Siri and Search on Apple devices are also being updated, and will be able to give more information on how to deal with potentially dangerous situations. The new features will be rolling out as part of iOS 15, iPadOS 15, watchOS 8, and macOS Monterey later in 2021.

Update: In a Twitter thread, Cathcart expanded on his concerns with the Apple system:

"I read the information Apple put out yesterday and I'm concerned. I think this is the wrong approach and a setback for people's privacy all over the world. People have asked if we'll adopt this system for WhatsApp. The answer is no.

Child sexual abuse material and the abusers who traffic in it are repugnant, and everyone wants to see those abusers caught.

We've worked hard to ban and report people who traffic in it based on appropriate measures, like making it easy for people to report when it's shared. We reported more than 400,000 cases to NCMEC last year from WhatsApp, all without breaking encryption.

Apple has long needed to do more to fight CSAM, but the approach they are taking introduces something very concerning into the world. Instead of focusing on making it easy for people to report content that's shared with them, Apple has built software that can scan all the private photos on your phone — even photos you haven't shared with anyone. That's not privacy.

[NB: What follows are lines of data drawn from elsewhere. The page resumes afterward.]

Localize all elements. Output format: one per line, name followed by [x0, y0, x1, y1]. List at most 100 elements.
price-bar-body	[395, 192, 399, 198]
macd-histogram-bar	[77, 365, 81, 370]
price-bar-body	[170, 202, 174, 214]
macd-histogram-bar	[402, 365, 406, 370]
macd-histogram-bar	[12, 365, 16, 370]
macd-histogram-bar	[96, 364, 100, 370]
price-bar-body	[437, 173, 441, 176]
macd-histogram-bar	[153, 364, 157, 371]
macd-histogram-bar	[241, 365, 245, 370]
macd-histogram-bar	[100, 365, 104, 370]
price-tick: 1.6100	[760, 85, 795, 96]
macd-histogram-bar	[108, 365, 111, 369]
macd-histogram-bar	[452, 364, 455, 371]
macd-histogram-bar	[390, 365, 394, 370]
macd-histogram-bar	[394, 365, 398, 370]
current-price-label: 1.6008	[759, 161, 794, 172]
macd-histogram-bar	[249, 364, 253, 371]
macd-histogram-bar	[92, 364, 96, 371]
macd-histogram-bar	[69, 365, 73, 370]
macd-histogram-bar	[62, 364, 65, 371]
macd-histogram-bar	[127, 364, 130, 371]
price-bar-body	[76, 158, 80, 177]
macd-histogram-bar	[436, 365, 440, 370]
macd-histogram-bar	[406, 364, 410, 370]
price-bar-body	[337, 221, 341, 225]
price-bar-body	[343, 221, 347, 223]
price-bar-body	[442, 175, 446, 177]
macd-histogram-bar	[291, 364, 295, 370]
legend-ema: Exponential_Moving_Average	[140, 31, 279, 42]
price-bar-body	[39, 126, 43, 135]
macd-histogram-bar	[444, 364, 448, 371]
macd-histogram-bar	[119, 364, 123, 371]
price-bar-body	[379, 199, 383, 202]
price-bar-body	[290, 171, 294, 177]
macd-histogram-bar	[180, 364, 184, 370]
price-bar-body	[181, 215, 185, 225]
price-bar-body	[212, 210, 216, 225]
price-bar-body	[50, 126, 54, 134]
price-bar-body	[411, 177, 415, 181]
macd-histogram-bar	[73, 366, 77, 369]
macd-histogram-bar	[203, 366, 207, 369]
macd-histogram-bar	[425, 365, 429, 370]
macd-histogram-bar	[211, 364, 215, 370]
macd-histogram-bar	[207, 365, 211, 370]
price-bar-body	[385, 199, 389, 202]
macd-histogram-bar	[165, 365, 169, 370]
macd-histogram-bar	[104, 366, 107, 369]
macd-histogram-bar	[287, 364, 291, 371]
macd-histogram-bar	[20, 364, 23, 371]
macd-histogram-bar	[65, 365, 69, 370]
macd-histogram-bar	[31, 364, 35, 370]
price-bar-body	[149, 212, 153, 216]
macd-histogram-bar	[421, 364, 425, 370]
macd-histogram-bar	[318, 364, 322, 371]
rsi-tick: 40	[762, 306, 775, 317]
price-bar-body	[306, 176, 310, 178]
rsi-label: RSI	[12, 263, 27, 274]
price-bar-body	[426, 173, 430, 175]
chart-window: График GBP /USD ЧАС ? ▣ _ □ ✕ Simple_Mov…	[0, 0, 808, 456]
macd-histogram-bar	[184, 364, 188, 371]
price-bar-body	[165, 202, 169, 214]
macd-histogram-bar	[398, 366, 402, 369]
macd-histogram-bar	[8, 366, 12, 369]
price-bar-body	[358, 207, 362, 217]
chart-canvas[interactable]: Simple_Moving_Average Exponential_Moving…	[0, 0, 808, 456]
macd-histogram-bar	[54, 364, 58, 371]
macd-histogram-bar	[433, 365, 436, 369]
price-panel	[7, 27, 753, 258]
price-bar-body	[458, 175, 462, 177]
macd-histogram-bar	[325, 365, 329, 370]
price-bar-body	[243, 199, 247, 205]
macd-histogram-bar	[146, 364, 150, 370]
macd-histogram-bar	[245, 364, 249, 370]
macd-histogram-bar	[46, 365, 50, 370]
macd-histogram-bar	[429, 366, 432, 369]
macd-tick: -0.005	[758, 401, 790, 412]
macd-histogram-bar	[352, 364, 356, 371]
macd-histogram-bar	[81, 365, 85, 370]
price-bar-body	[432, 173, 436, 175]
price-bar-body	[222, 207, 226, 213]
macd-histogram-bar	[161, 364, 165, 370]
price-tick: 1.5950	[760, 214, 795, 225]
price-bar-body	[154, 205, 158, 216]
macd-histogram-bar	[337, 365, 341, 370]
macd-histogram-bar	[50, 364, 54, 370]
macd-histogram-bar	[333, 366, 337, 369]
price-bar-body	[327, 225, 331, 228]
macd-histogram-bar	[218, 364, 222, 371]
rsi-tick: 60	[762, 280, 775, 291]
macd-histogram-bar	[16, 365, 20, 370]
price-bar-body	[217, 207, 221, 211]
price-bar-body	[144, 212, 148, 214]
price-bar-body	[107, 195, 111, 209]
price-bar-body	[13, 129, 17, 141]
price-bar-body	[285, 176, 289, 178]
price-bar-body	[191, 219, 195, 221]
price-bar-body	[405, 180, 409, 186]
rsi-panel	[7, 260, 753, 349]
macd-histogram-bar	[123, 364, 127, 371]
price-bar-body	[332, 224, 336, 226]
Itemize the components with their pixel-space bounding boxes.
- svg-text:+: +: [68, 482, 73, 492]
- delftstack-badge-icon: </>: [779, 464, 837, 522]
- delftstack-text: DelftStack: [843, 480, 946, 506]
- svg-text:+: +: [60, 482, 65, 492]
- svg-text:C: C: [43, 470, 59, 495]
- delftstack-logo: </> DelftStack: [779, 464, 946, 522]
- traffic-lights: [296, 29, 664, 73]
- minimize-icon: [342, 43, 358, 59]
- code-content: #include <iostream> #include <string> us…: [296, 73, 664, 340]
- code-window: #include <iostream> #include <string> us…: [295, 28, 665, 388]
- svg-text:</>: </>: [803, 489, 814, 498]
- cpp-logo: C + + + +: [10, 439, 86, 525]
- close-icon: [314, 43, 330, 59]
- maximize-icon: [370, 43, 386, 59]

We've had personal computers for decades and there has never been a mandate to scan the private content of all desktops, laptops or phones globally for unlawful content. It's not how technology built in free countries works.

This is an Apple built and operated surveillance system that could very easily be used to scan private content for anything they or a government decides it wants to control. Countries where iPhones are sold will have different definitions on what is acceptable.

Will this system be used in China? What content will they consider illegal there and how will we ever know? How will they manage requests from governments all around the world to add other types of content to the list for scanning?

Can this scanning software running on your phone be error proof? Researchers have not been allowed to find out. Why not? How will we know how often mistakes are violating people's privacy?

What will happen when spyware companies find a way to exploit this software? Recent reporting showed the cost of vulnerabilities in iOS software as is. What happens if someone figures out how to exploit this new system?

There are so many problems with this approach, and it's troubling to see them act without engaging experts that have long documented their technical and broader concerns with this.

Apple once said "We believe it would be in the best interest of everyone to step back and consider the implications ..."

..."it would be wrong for the government to force us to build a backdoor into our products. And ultimately, we fear that this demand would undermine the very freedoms and liberty our government is meant to protect." Those words were wise then, and worth heeding here now."